Abstract
This study turns to the pathway of change whereby an originally intransitive manner-of-speaking predicate (e.g. babble, whisper, shout) comes to function in parenthetical clauses as a direct speech reporting predicate. On the descriptive plane, the paper presents a detailed analysis of the recent developments affecting shriek in Early and Late Modern English. The case presented here does not involve the standardly assumed ‘reduction’ of a main clause to an adverbial subject-verb phrase that seems to lack a clausal argument, but rather the augmentation of an intransitive predicate.
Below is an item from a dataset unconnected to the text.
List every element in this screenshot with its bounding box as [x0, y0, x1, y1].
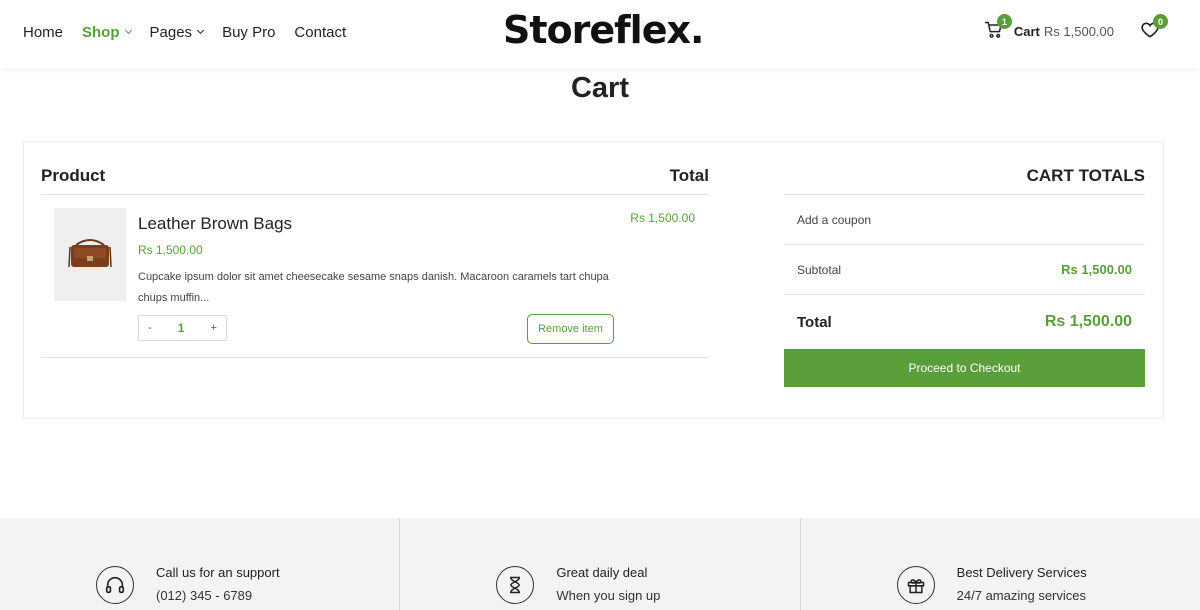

It does not involve semantic bleaching to a core grammatical meaning such as epistemic hedges or mirative markers or a discursive meaning such as attention-getters, but instead maintains a lexically specific component of manner of speaking. The relevance of the case study is highlighted against the backdrop of broader trends related to transitivization processes with non-prototypical object patterns. The relatively abrupt development is in line with synchronic theories of event lexicalization, which predict that manner roots readily allow for certain argument augmentation patterns that derive a complex event structure. It can be explained on the basis of analogically facilitated co-optation, via a range of semantic and grammatical similarities to other predicates of manner-of-speaking. The study hopes to inspire studies comparing the pathways attested for different semantic subtypes of parentheticals, as well
as their interaction, in the near future.